Graduate Coursework
Fall 2021

Flashbacks

Expertise

User-centered Design, Usability Testing

Platforms

iOS

Deliverables

Mockups and Design Documentation

Duration

1 month
Flashbacks

Project Overview

The following is a group project that was part of my coursework at Purdue University. In a team of 3, we were required to identify and improve upon the experience of a user tracking fitness data from tracking devices, such as an Apple Watch or Fitbit, to achieve their health goals. Specifically, we were briefed to target a 'fake-out' incident in such scenarios, i.e., a user thinking they are on the right track, yet not seeing results.

"I'm way over my daily steps; one piece of cake should be fine"

After informally conversing with students on campus using a fitness tracking device, we decided to zero in on Apple's fitness application, Health, provided on their watches, being the most used fitness tracking device around. Narrowing the user group to students provided us with a pool of users whom we could research and target a localized yet relevant version of the complex health problem. We also discovered that the fake-out scenario was more likely in a user group with a busy schedule, attempting multiple tasks in a day.

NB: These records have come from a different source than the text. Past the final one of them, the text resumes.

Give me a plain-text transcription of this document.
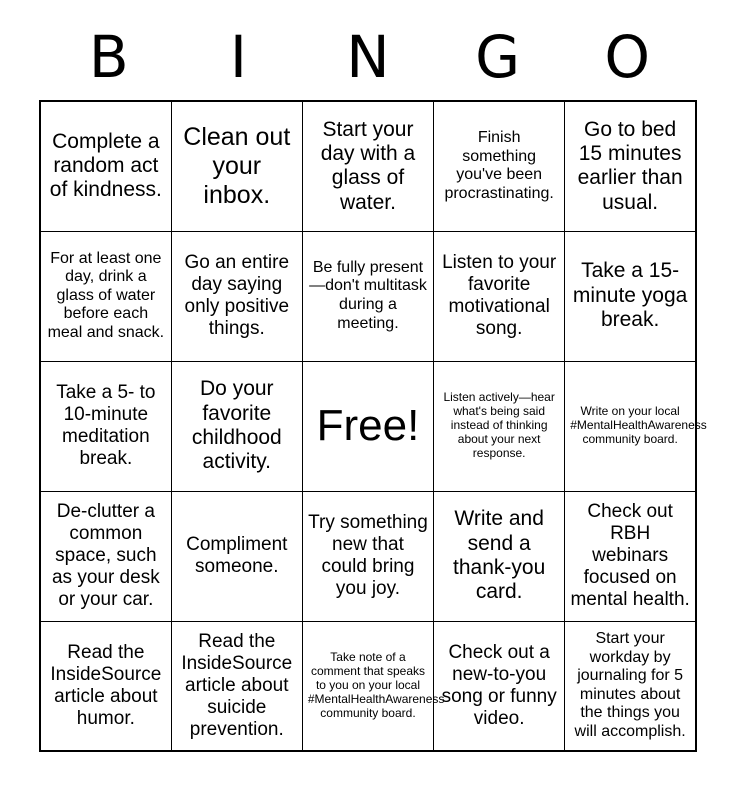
B	I	N	G	O
Complete a random act of kindness.	Clean out your inbox.	Start your day with a glass of water.	Finish something you've been procrastinating.	Go to bed 15 minutes earlier than usual.
For at least one day, drink a glass of water before each meal and snack.	Go an entire day saying only positive things.	Be fully present—don't multitask during a meeting.	Listen to your favorite motivational song.	Take a 15-minute yoga break.
Take a 5- to 10-minute meditation break.	Do your favorite childhood activity.	Free!	Listen actively—hear what's being said instead of thinking about your next response.	Write on your local #MentalHealthAwareness community board.
De-clutter a common space, such as your desk or your car.	Compliment someone.	Try something new that could bring you joy.	Write and send a thank-you card.	Check out RBH webinars focused on mental health.
Read the InsideSource article about humor.	Read the InsideSource article about suicide prevention.	Take note of a comment that speaks to you on your local #MentalHealthAwareness community board.	Check out a new-to-you song or funny video.	Start your workday by journaling for 5 minutes about the things you will accomplish.
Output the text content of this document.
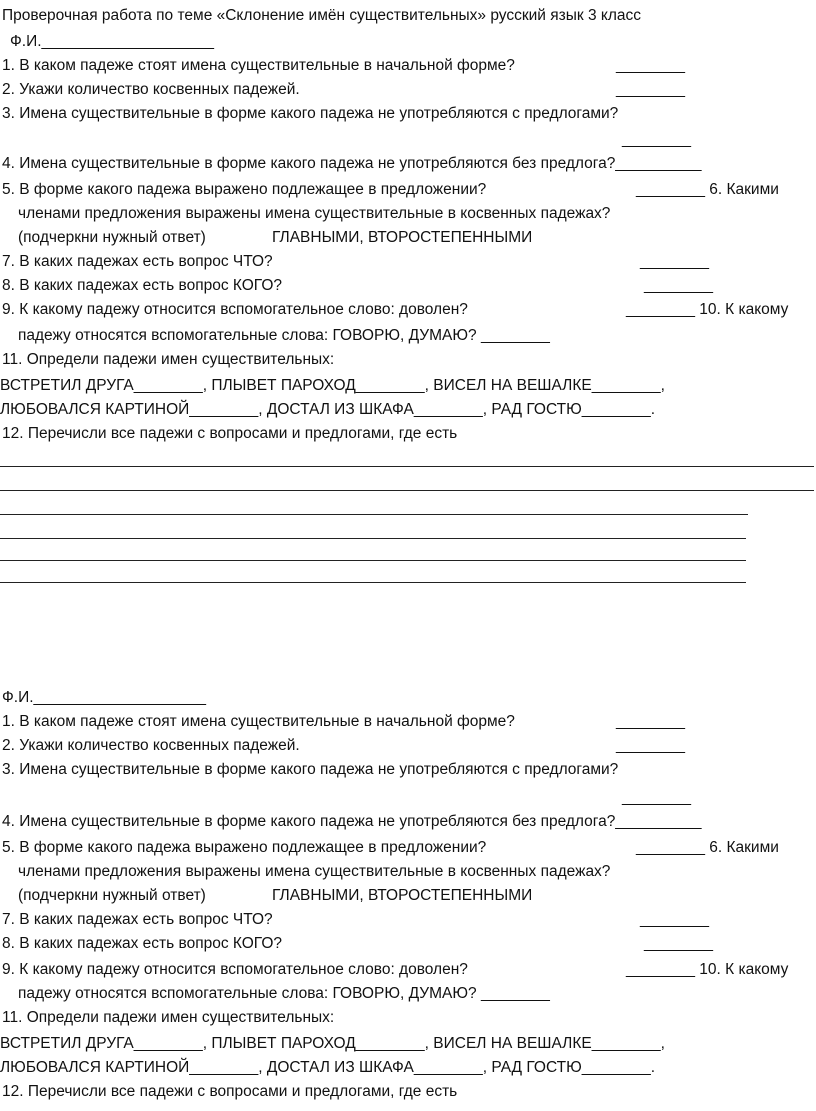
Проверочная работа по теме «Склонение имён существительных» русский язык 3 класс
Ф.И.____________________
1. В каком падеже стоят имена существительные в начальной форме?	________
2. Укажи количество косвенных падежей.	________
3. Имена существительные в форме какого падежа не употребляются с предлогами?
________
4. Имена существительные в форме какого падежа не употребляются без предлога?__________
5. В форме какого падежа выражено подлежащее в предложении?	________ 6. Какими
членами предложения выражены имена существительные в косвенных падежах?
(подчеркни нужный ответ)	ГЛАВНЫМИ, ВТОРОСТЕПЕННЫМИ
7. В каких падежах есть вопрос ЧТО?	________
8. В каких падежах есть вопрос КОГО?	________
9. К какому падежу относится вспомогательное слово: доволен?	________ 10. К какому
падежу относятся вспомогательные слова: ГОВОРЮ, ДУМАЮ? ________
11. Определи падежи имен существительных:
ВСТРЕТИЛ ДРУГА________, ПЛЫВЕТ ПАРОХОД________, ВИСЕЛ НА ВЕШАЛКЕ________,
ЛЮБОВАЛСЯ КАРТИНОЙ________, ДОСТАЛ ИЗ ШКАФА________, РАД ГОСТЮ________.
12. Перечисли все падежи с вопросами и предлогами, где есть
Ф.И.____________________
1. В каком падеже стоят имена существительные в начальной форме?	________
2. Укажи количество косвенных падежей.	________
3. Имена существительные в форме какого падежа не употребляются с предлогами?
________
4. Имена существительные в форме какого падежа не употребляются без предлога?__________
5. В форме какого падежа выражено подлежащее в предложении?	________ 6. Какими
членами предложения выражены имена существительные в косвенных падежах?
(подчеркни нужный ответ)	ГЛАВНЫМИ, ВТОРОСТЕПЕННЫМИ
7. В каких падежах есть вопрос ЧТО?	________
8. В каких падежах есть вопрос КОГО?	________
9. К какому падежу относится вспомогательное слово: доволен?	________ 10. К какому
падежу относятся вспомогательные слова: ГОВОРЮ, ДУМАЮ? ________
11. Определи падежи имен существительных:
ВСТРЕТИЛ ДРУГА________, ПЛЫВЕТ ПАРОХОД________, ВИСЕЛ НА ВЕШАЛКЕ________,
ЛЮБОВАЛСЯ КАРТИНОЙ________, ДОСТАЛ ИЗ ШКАФА________, РАД ГОСТЮ________.
12. Перечисли все падежи с вопросами и предлогами, где есть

Image: Narrowing the problem frame to target an instance of Apple Watch users with busy schedules, faking out their health data.

Execution

After more structured, hour-long interviews with 4 identified users, we found a repetitive instance of users forgetting to log their workouts, which was-

  1. Leaving a gap in the tracked data over time, which is crucial for appropriate analysis and action.
  2. Making users engage in a compensating mechanism based on their own judgement and assumptions- "Must have burned at least 1000 calories on that hike, I deserve this dessert."
  3. Leading to a drop in motivation to track and record fitness data over time, and hence, a drop in engagement with the application.
Image: [screenshot] Health data from the Fitness app, for varying time frames.

To tackle the same, we recommended a feature which would allow a user to log a missed workout, by mimicking data from a similar workout, for-

  1. Reducing the number of metrics to log manually- convenience.
  2. Increasing precision in tracked data, compared to the user's assessment of a forgotten incident.
  3. Recording up to 3 instances of increased activity to remind the user about a missed log.

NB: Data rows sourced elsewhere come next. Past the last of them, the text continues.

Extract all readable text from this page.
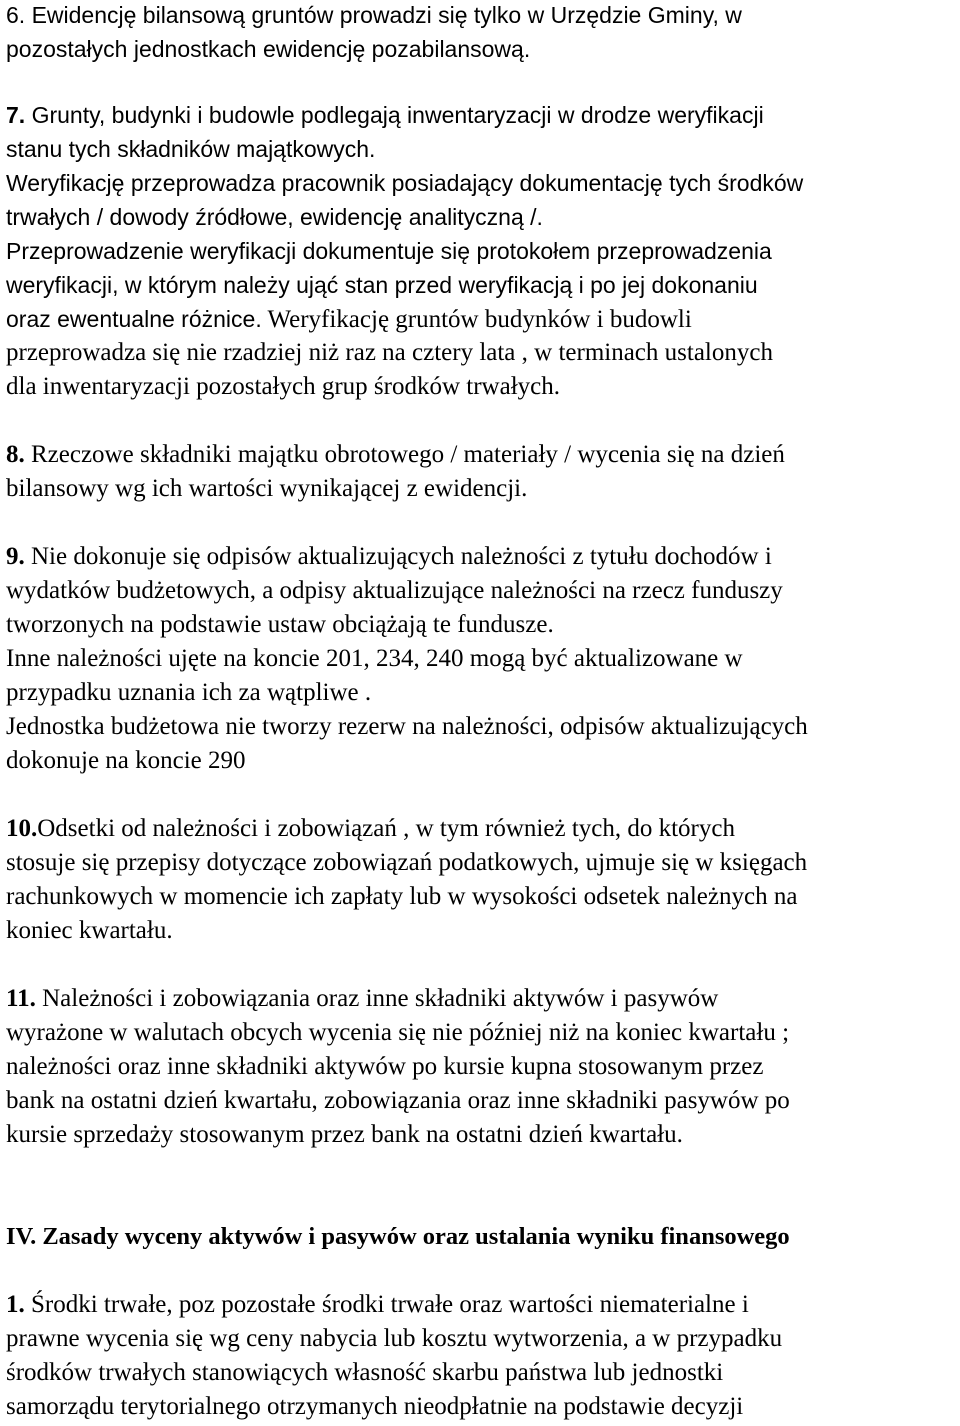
6. Ewidencję bilansową gruntów prowadzi się tylko w Urzędzie Gminy, w
pozostałych jednostkach ewidencję pozabilansową.
7. Grunty, budynki i budowle podlegają inwentaryzacji w drodze weryfikacji
stanu tych składników majątkowych.
Weryfikację przeprowadza pracownik posiadający dokumentację tych środków
trwałych / dowody źródłowe, ewidencję analityczną /.
Przeprowadzenie weryfikacji dokumentuje się protokołem przeprowadzenia
weryfikacji, w którym należy ująć stan przed weryfikacją i po jej dokonaniu
oraz ewentualne różnice. Weryfikację gruntów budynków i budowli
przeprowadza się nie rzadziej niż raz na cztery lata , w terminach ustalonych
dla inwentaryzacji pozostałych grup środków trwałych.
8. Rzeczowe składniki majątku obrotowego / materiały / wycenia się na dzień
bilansowy wg ich wartości wynikającej z ewidencji.
9. Nie dokonuje się odpisów aktualizujących należności z tytułu dochodów i
wydatków budżetowych, a odpisy aktualizujące należności na rzecz funduszy
tworzonych na podstawie ustaw obciążają te fundusze.
Inne należności ujęte na koncie 201, 234, 240 mogą być aktualizowane w
przypadku uznania ich za wątpliwe .
Jednostka budżetowa nie tworzy rezerw na należności, odpisów aktualizujących
dokonuje na koncie 290
10.Odsetki od należności i zobowiązań , w tym również tych, do których
stosuje się przepisy dotyczące zobowiązań podatkowych, ujmuje się w księgach
rachunkowych w momencie ich zapłaty lub w wysokości odsetek należnych na
koniec kwartału.
11. Należności i zobowiązania oraz inne składniki aktywów i pasywów
wyrażone w walutach obcych wycenia się nie później niż na koniec kwartału ;
należności oraz inne składniki aktywów po kursie kupna stosowanym przez
bank na ostatni dzień kwartału, zobowiązania oraz inne składniki pasywów po
kursie sprzedaży stosowanym przez bank na ostatni dzień kwartału.
IV. Zasady wyceny aktywów i pasywów oraz ustalania wyniku finansowego
1. Środki trwałe, poz pozostałe środki trwałe oraz wartości niematerialne i
prawne wycenia się wg ceny nabycia lub kosztu wytworzenia, a w przypadku
środków trwałych stanowiących własność skarbu państwa lub jednostki
samorządu terytorialnego otrzymanych nieodpłatnie na podstawie decyzji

For an initial evaluation, we implemented our ideas through a paper prototype of the watch and made users go through it with the help of guided prompts, asking them to think out loud as they did. A member from the group acted as the watch, switching prototypes based on the user's presses, for this Wizard of Oz kind of testing.

Image: Wizard of Oz Testing using a paper prototype.
Image: Paper prototype for evaluation.
Image: Considering edge cases for the experience to analyze trade-offs for unforeseen scenarios.


Results

Our evaluation primarily revealed usability insights for our preliminary design, such as a need to highlight the notification bubble within the health rings for better cognition. It also revealed a general desire amongst users for personalization of UI to suit their individual needs, and a concern with the accuracy of data being copied from a previous workout. A happy ending to this project was the fact that Apple released a similar functionality in 2021, thus validating our identified space for intervention and our proposed solution.

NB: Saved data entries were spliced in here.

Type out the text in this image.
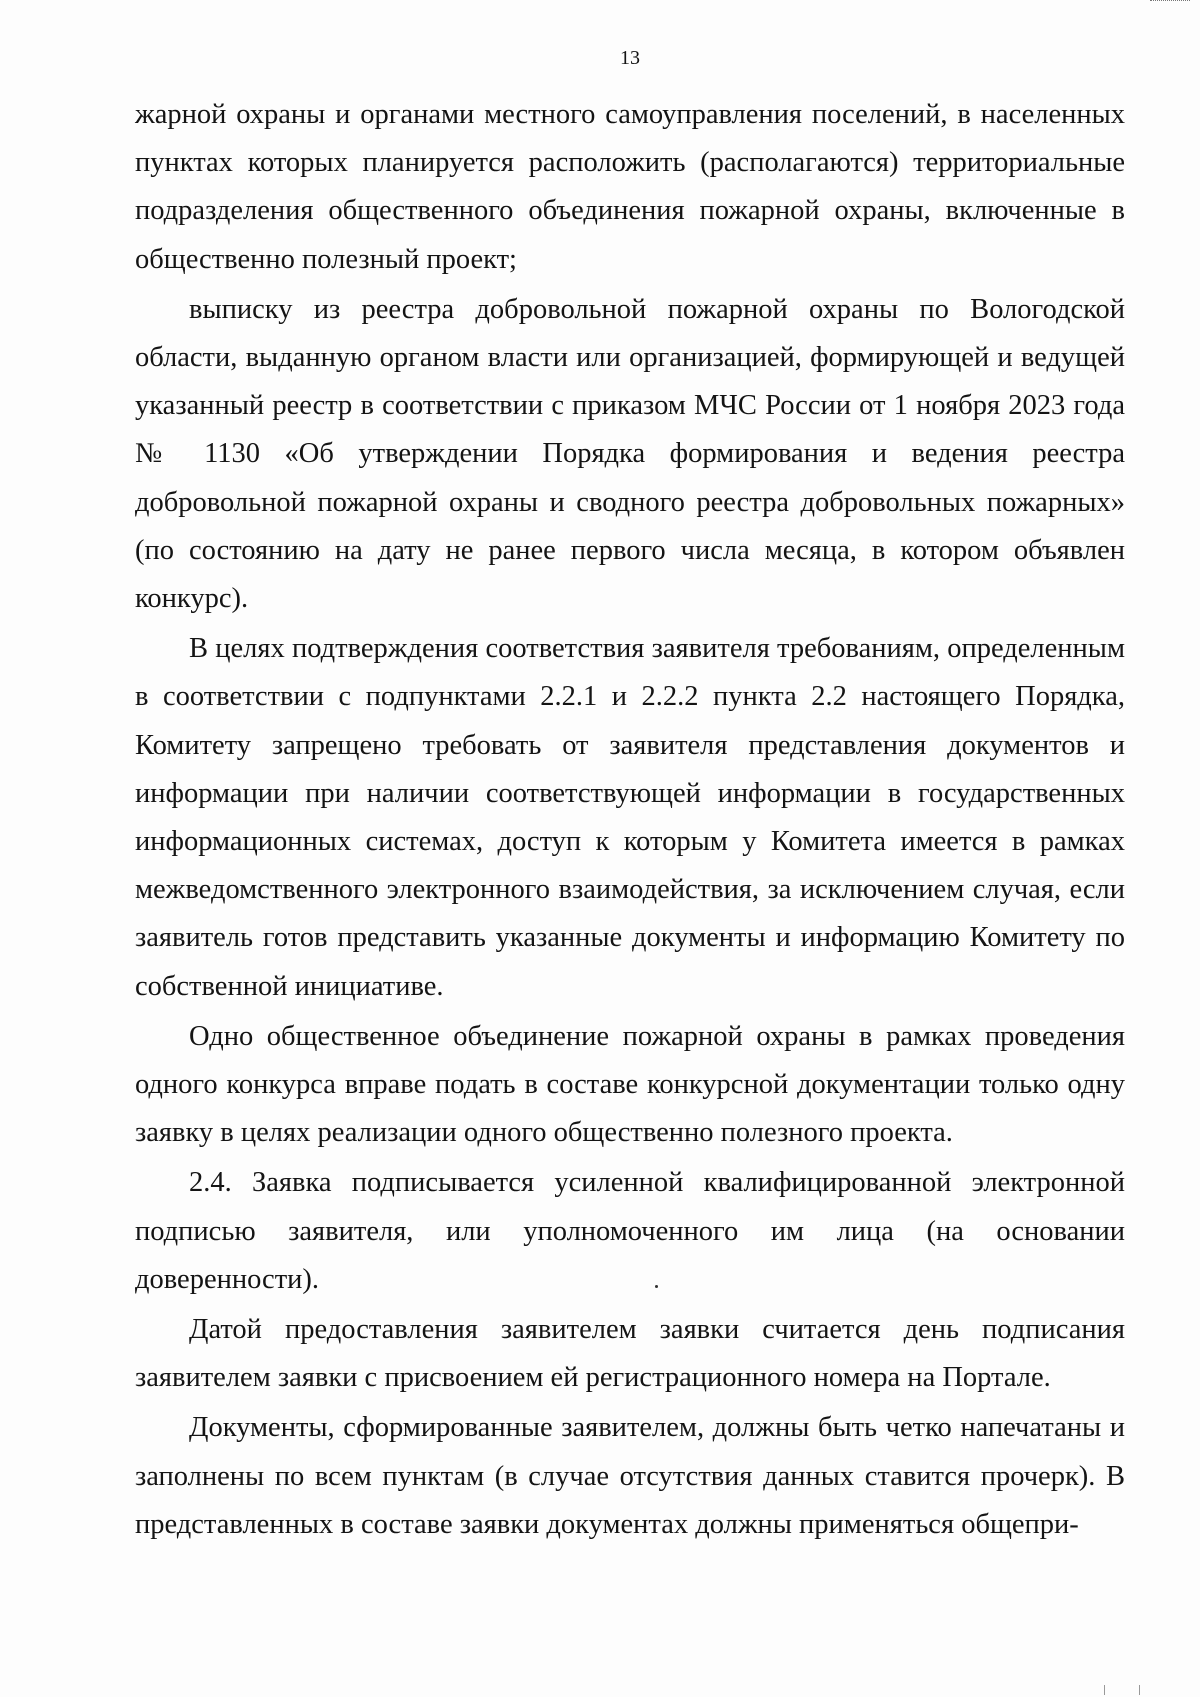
13

жарной охраны и органами местного самоуправления поселений, в населенных пунктах которых планируется расположить (располагаются) территориальные подразделения общественного объединения пожарной охраны, включенные в общественно полезный проект;

выписку из реестра добровольной пожарной охраны по Вологодской области, выданную органом власти или организацией, формирующей и ведущей указанный реестр в соответствии с приказом МЧС России от 1 ноября 2023 года № 1130 «Об утверждении Порядка формирования и ведения реестра добровольной пожарной охраны и сводного реестра добровольных пожарных» (по состоянию на дату не ранее первого числа месяца, в котором объявлен конкурс).

В целях подтверждения соответствия заявителя требованиям, определенным в соответствии с подпунктами 2.2.1 и 2.2.2 пункта 2.2 настоящего Порядка, Комитету запрещено требовать от заявителя представления документов и информации при наличии соответствующей информации в государственных информационных системах, доступ к которым у Комитета имеется в рамках межведомственного электронного взаимодействия, за исключением случая, если заявитель готов представить указанные документы и информацию Комитету по собственной инициативе.

Одно общественное объединение пожарной охраны в рамках проведения одного конкурса вправе подать в составе конкурсной документации только одну заявку в целях реализации одного общественно полезного проекта.

2.4. Заявка подписывается усиленной квалифицированной электронной подписью заявителя, или уполномоченного им лица (на основании доверенности).

Датой предоставления заявителем заявки считается день подписания заявителем заявки с присвоением ей регистрационного номера на Портале.

Документы, сформированные заявителем, должны быть четко напечатаны и заполнены по всем пунктам (в случае отсутствия данных ставится прочерк). В представленных в составе заявки документах должны применяться общепри-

Images: Apple incorporates a functionality to log missed workouts, based on sensed activity spikes- a feature similar to our project goals.

Limitations in our proposed solution-

  • Instances such as forgetting your watch at home, make it difficult to assess times of peak activity.
  • The feature requires a dataset to build upon, i.e., users need to log their various workouts at least once, in order to be able to refer to them later.
  • Does not solve the problem of  fake-out instances wherein lack of fitness data is not the cause.